A ausência de regulação no tratamento de dados levantou questionamentos em todo globo, desde questões de simples inconvenientes até grandes problemas gerados pela gestão do big data. E com isso, atividade de tratamento de dados pessoais tem sido regulada, por meio de diversas legislações locais e/ou regionais que tratam de privacidade e tratamento de dados. Trata-se de movimento global que levanta a preocupação com a coleta e o uso de dados pessoais, em todas as suas esferas. Mas certamente não é um movimento para “acabar” com o uso de dados.

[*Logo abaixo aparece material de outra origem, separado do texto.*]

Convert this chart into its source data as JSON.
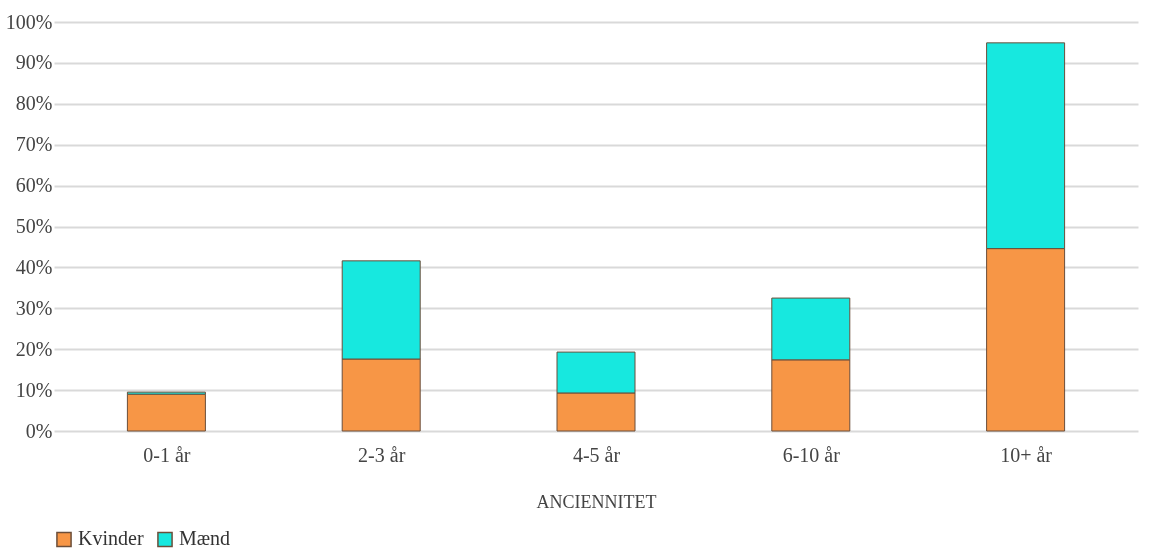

Conforme destacado por Bernard Marr, a coleta / mineração não regulamentada de dados acarreta “um conjunto totalmente diferente de problemas – problemas de privacidade e também o desequilíbrio de poder causado pela informação estar nas mãos de poucos, e não de muitos.”. E tais problemas de privacidade ecoam nos mais distintos níveis pessoais, dado que inúmeras vezes o titular do dado não tem a menor ideia do que autorizou, quantos e quais dados são utilizados e de que forma serão tratados seus dados (sensíveis ou não). Basta rememorar grandes escândalos mundiais de uso indevido de dados como o da Cambridge Analytica, que envolveu o Facebook, vazamentos de plataformas de games como a Sony, dentre outros casos, e a cada vez maior necessidade de preocupação com segurança cibernética / cyber security. E com isso chegamos aos atuais modelos regulatórios que estão sendo implementados ao redor do globo.
Desde 2014, o Brasil conta com uma regulamentação específica que estabelece princípios, garantias, direitos e deveres para o uso da Internet no Brasil, o chamado Marco Civil da Internet, instituído por meio da Lei nº 12.965, de 23 de abril de 2014. Esta Lei estabelece princípios, garantias, direitos e deveres para o uso da internet no Brasil e determina as diretrizes para atuação da União, dos Estados, do Distrito Federal e dos Municípios em relação à matéria.
Em 2018 a proteção de dados no Brasil ganhou novos contornos com promulgação da Lei Geral de Proteção de Dados, Lei nº 13.709, de 14 de agosto (“LGPD”).
Agora, no corrente ano de 2022, a proteção de dados pessoais foi alçada a direito fundamental inscrito em nossa Constituição Federal, por meio da Emenda Constitucional nº 115, de 10 de fevereiro de 2022 (“EC 115”), publicada no dia 11 de fevereiro de 2022. Referida norma alterou a Constituição Federal de 1988 (“CF”) para incluir a proteção de dados pessoais entre os direitos e garantias fundamentais, fixando a competência privativa da União para legislar sobre proteção e tratamento de dados pessoais. Destacamos que como norma constitucional que tem sua aplicabilidade imediata.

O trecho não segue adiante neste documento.